Concrètement, qu’est-ce qui change ?
Premièrement, les conditions d’indications objectives de discrimination, de plainte ou de signalement et de datamatching/datamining ne sont plus cumulatives. Un test de situation peut dorénavant être effectué en présence d’indications objectives de discrimination ou à la suite d’une plainte étayée ou d’un signalement ou sur la base de résultats de datamining et de datamatching.
Deuxièmement, les inspecteurs sociaux qui effectuent un test de situation ne sont plus seulement exemptés de peine pour les actes qu’ils commettent, mais les actes qu’ils commettent ne sont même plus considérés comme des infractions. En d’autres termes, les inspecteurs sociaux sont dorénavant totalement immunisés sur le plan pénal.
Troisièmement, la condition selon laquelle les inspecteurs sociaux ne peuvent pas commettre des actes plus graves que ceux pour lesquels le test de situation est mis en œuvre est supprimée.
Quatrièmement, la condition selon laquelle un test de situation ne peut être effectué que si le constat de l’existence d’une discrimination ne peut pas être réalisé d’une autre façon est remplacée par la condition selon laquelle un test de situation ne peut être effectué que si le constat ne peut, compte tenu du principe de proportionnalité, être fait par d’autres moyens. On passe donc d’une interdiction totale à un examen au cas par cas sur la base du caractère raisonnable ou non du test de situation.
Dernière (grande) nouveauté : l’inspection sociale peut dorénavant et « momentanément » faire appel à une personne qui ne fait pas partie des services d’inspection si cela s’avère nécessaire à la réussite de sa mission. En d’autres termes, l’inspection peut faire appel à un tiers pour envoyer un faux CV ou pour se faire passer pour un client, un client potentiel, un travailleur ou un travailleur potentiel.

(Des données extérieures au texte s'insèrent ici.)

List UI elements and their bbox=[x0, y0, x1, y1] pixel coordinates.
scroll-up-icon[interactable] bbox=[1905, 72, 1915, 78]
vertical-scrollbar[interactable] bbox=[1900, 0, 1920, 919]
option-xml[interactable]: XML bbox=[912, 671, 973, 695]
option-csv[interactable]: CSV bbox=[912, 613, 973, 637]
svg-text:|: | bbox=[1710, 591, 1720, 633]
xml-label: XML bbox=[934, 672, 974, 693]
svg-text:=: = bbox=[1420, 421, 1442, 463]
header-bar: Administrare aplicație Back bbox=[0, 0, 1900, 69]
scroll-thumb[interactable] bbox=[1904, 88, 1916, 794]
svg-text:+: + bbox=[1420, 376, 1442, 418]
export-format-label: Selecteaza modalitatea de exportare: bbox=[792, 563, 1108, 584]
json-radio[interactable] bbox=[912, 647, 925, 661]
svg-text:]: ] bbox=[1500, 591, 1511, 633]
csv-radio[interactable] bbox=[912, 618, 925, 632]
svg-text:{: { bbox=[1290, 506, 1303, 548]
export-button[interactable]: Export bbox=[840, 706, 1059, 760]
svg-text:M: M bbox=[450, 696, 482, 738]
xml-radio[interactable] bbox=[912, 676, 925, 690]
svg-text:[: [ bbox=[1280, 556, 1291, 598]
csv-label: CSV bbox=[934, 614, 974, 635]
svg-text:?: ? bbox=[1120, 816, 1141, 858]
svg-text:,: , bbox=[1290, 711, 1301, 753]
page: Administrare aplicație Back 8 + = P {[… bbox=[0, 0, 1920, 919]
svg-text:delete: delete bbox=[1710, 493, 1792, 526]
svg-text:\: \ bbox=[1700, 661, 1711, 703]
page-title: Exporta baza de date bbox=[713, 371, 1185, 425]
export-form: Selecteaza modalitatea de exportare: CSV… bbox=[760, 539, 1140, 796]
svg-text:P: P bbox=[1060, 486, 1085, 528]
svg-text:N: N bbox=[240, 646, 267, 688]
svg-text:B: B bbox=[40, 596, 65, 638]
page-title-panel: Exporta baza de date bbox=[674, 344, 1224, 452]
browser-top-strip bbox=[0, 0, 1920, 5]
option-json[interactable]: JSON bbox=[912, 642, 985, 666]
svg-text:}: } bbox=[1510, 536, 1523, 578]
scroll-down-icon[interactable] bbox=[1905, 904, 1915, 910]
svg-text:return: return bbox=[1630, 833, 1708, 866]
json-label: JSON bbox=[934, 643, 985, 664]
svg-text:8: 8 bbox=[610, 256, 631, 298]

La condition d’accord exprès et préalable systématique de l’auditeur du travail ou du procureur du Roi est maintenue, à la demande des partenaires sociaux mais aussi d’ailleurs de l’inspection sociale (sécurité juridique).
Deux préoccupations importantes du CNT pas retenues
D’une part, conformément au droit commun, les partenaires sociaux demandaient qu’un employeur de bonne foi qui a subi un préjudice à la suite d’un test de situation ait la possibilité d’utiliser les voies de recours afin de pouvoir, le cas échéant, réclamer des dommages et intérêts aux autorités, s’il apparaît qu’il n’y a pas eu de discrimination. Cette demande vise à assurer un équilibre entre l’assouplissement substantiel des conditions pour pouvoir effectuer un test de situation et la protection des employeurs qui, de bonne foi, verraient leur image détériorée suite à un test de situation résultant par exemple d’une plainte abusive ou à tout le moins très légère. Cette préoccupation n’a pas été reprise dans la loi.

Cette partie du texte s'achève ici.